We’ve Made Our Match
By William Saletan
Sunday, May 13, 2007; Page B02

Ten years ago this week, a computer beat the world chess champion in a six-game match. Since then, human champs have played three more matches against machines, scoring two draws and a loss. Grandmasters are being crushed. The era of human dominance is over.
Chess was supposed to be a bastion of human ingenuity, an art machines would never conquer. Now they’re conquering it. The smarter they get, the more threatened we feel.

Don’t be afraid. We, too, are getting smarter, and computers are a big reason why. They’re not our enemies. They’re our offspring — our creations, helpers and challengers.

We certainly needed the challenge. Chess computers, in particular, have exposed our complacency. Grandmasters used to dismiss computers as calculators, unfit for elite competition. Our vanity was so blinding that in 1997, when world champion Garry Kasparov lost to a machine called Deep Blue, he implied that the computer had received human coaching during the match.

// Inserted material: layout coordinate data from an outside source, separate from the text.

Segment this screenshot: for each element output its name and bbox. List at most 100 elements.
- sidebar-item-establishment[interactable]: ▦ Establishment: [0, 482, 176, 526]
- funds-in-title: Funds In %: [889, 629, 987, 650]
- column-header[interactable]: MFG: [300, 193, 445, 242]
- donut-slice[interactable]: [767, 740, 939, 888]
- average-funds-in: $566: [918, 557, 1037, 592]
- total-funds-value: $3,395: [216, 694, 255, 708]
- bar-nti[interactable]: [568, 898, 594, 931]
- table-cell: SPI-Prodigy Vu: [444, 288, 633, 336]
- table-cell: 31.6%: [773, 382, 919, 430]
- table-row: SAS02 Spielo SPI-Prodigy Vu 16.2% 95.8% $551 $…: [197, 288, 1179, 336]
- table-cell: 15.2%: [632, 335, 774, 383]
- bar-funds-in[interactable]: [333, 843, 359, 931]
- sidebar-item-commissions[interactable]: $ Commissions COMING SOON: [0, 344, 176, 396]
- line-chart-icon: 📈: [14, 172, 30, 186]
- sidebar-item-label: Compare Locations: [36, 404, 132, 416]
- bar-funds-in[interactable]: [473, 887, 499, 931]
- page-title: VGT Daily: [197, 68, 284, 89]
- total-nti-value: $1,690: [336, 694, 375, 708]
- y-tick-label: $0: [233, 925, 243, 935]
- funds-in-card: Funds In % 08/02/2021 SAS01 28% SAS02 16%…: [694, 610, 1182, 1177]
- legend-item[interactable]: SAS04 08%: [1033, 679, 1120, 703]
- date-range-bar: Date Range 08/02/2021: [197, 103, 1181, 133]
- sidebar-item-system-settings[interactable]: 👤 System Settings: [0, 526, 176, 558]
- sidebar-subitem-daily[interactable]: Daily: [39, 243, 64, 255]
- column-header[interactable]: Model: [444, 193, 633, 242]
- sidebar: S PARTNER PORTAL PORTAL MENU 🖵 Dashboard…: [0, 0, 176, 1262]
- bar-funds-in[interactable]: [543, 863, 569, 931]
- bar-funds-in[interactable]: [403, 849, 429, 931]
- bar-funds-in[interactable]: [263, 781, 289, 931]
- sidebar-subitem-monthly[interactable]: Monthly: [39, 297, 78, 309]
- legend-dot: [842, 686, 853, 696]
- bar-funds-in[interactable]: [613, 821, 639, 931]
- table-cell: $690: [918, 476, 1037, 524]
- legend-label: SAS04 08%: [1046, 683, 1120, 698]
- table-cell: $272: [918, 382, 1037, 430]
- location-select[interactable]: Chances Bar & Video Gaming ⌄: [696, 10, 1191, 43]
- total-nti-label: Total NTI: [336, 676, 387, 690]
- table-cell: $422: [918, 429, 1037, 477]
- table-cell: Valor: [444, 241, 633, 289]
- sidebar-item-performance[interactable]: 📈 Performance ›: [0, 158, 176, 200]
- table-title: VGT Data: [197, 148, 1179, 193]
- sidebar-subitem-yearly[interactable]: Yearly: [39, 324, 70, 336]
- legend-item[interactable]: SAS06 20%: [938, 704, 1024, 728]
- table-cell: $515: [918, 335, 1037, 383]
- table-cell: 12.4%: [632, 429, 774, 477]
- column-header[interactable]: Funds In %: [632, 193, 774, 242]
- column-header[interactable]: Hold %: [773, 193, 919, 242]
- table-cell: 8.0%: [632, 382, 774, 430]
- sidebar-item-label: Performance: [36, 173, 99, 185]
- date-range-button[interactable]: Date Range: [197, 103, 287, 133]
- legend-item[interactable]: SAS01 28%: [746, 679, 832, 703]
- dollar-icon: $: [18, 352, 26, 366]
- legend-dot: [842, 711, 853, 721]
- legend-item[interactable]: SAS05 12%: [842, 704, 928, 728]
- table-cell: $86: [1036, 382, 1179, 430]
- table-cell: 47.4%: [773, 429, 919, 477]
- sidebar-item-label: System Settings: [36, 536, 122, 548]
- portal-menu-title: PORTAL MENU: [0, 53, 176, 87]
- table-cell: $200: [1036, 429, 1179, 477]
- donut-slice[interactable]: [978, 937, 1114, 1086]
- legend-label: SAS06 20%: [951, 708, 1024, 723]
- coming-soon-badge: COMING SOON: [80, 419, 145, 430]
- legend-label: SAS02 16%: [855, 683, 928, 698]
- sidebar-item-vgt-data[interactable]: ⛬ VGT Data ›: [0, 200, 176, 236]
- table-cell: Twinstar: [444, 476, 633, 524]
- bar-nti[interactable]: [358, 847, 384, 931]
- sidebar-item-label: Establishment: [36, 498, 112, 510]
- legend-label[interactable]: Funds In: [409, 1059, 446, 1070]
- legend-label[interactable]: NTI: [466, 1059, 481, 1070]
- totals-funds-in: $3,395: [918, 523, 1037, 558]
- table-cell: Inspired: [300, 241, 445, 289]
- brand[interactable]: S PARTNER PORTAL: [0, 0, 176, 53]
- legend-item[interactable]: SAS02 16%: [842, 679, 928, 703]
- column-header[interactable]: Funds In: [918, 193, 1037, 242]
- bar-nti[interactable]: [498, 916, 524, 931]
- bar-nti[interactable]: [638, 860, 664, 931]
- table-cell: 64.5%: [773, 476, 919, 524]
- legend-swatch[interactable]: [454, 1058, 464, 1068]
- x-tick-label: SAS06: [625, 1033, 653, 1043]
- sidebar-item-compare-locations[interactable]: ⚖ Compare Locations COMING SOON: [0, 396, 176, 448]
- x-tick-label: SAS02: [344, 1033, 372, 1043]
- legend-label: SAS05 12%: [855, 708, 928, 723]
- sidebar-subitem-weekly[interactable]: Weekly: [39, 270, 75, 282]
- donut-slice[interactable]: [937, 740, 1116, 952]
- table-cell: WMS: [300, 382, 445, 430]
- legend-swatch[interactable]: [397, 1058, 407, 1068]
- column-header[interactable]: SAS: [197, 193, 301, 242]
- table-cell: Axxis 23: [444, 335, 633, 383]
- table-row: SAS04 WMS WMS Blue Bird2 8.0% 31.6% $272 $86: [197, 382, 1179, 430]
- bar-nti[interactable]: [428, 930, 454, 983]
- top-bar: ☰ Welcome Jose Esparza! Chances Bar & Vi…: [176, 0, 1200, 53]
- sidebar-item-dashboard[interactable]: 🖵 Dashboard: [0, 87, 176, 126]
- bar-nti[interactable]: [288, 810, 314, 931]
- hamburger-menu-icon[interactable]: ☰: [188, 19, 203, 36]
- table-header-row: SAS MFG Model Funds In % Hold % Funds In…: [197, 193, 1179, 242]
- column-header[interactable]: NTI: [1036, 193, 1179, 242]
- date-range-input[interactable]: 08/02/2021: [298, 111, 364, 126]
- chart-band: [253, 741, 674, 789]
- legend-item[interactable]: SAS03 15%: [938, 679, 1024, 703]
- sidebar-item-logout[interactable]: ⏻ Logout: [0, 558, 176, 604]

Computers kept winning, and we kept whining. In postgame press conferences, players swore that they’d been winning right up until the moment when, for unclear reasons, they lost. Five months ago, the current champ, Vladimir Kramnik, overlooked an instant checkmate by his artificial opponent, Deep Fritz. “I rechecked this variation many times and analyzed quite far ahead,” Kramnik protested. “It seemed to me I was winning.”

Kramnik’s blunder was no accident. It happened because of flaws in the human brain. We thought we were smarter than computers for two reasons. First, we could choose a goal and figure out how to get there, whereas computers had to start with the available moves and see where they led.